Being able to converse in their mother tongue (or first language) proved to be invaluable in the therapeutic process and was explored widely in the interviews. Particularly when in states of mental distress, people are more inclined to converse in their mother tongue. Whilst the provision of translation services may be beneficial, it is no substitute for the conversation between two speakers sharing the same or similar first languages. Within a clinical setting in the UK, the value of a South Asian being able to converse in a more familiar ethnic language cannot be underestimated. This is not without its problems, however, and can result in attempts by the patient to be overfamiliar and skew the professional boundaries appealing instead to a relationship based on ethnic kinship, for instance.
The interviews in this book also revealed the ways in which the psychiatrists had to contend with discrimination of different kinds, most often manifested through the attitudes of patients or colleagues in both overt and implicit ways. The experience of being ‘othered’ by the question, ‘Where are you from?’ potentially threatens the power dynamic in the therapeutic relationship. It carries with it an implied sense of difference especially if accompanied by the follow-up, ‘No where are you really from?’
The interviews were methodologically important as they provided a platform for the psychiatrists to speak for themselves. They also generated a seam of rich material that conveyed the contribution of South Asian psychiatrists to the profession. The participants did not view their knowledge or understanding as especially important, which could possibly be because it differed from Western epistemological frameworks that placed a premium on certain paradigms such as evidence-based science. But in fact, understanding indigenous practices such as Ayurveda and behaviours including the entwinement of religion and medicine, is integral to South Asian mental health.
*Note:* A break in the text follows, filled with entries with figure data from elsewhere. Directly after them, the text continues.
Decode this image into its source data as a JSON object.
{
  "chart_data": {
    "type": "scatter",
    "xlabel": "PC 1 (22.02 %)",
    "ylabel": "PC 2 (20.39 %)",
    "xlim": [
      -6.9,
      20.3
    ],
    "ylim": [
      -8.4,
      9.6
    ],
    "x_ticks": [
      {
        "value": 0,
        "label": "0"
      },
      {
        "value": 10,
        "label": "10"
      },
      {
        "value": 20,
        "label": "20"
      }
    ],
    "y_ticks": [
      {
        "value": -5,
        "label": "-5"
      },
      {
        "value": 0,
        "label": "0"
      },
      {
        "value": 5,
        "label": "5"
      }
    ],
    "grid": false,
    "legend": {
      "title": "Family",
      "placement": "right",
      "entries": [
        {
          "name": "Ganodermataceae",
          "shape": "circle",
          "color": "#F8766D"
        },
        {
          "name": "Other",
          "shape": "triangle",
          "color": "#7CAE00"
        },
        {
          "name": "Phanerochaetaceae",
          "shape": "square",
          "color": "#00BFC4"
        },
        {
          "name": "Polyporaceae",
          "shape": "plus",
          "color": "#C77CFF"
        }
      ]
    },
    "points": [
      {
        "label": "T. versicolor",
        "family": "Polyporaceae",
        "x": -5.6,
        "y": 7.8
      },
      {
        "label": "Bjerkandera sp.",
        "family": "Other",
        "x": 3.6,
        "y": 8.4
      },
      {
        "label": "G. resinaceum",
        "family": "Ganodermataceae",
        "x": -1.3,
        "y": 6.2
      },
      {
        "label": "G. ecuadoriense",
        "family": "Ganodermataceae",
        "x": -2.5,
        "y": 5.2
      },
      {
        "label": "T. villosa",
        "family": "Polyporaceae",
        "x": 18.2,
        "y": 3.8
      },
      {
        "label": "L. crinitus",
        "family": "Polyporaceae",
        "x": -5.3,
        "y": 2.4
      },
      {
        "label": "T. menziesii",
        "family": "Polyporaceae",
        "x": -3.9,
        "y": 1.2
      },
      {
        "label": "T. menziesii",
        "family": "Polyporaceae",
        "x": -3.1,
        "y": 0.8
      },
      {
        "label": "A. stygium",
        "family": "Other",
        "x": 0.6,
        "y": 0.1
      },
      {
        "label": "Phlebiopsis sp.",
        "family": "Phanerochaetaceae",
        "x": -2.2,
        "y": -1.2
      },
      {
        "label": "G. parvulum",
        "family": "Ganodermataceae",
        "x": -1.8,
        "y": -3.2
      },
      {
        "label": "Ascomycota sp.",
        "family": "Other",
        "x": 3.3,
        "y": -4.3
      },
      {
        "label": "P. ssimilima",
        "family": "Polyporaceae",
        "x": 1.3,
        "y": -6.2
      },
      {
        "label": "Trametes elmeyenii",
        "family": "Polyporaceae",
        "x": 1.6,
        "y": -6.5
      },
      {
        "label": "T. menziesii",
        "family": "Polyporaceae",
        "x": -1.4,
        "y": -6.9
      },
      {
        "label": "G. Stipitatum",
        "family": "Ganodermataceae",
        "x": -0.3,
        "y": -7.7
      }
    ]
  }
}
This pioneering book is consciousness-raising about the invisible stories of generations of psychiatrists who have been working in the UK. Discourse on cultural psychiatry seeks to make practitioners more culturally aware. This necessitates two steps. Firstly, the recognition of white privilege and the impact this has on institutional policies and practice and, secondly, what we can learn from the marginalised groups themselves. In addressing the barriers to the uptake of mental health services studies have sought the views of patients but not psychiatrists from these groups, which is remiss. This highlights a gap in the literature which needs vitally to be addressed in Britain’s increasingly ethnically diverse population. And, crucially by exposing white privilege, cultural issues become viewed not as problems that need fixing but rather frameworks that need to be understood and worked with.
References
Kirmayer, L. J. (2012). ‘Rethinking cultural competence’. Transcultural Psychiatry, 49.2, 149–64.
Kirmayer, L. J. and Minas, H. (2000). ‘The future of cultural psychiatry: An international perspective’. The Canadian Journal of Psychology, 45.5, 438–46.
Smith, D. J. (1980). Overseas Doctors in the National Health Services. London: Policy Studies Institute.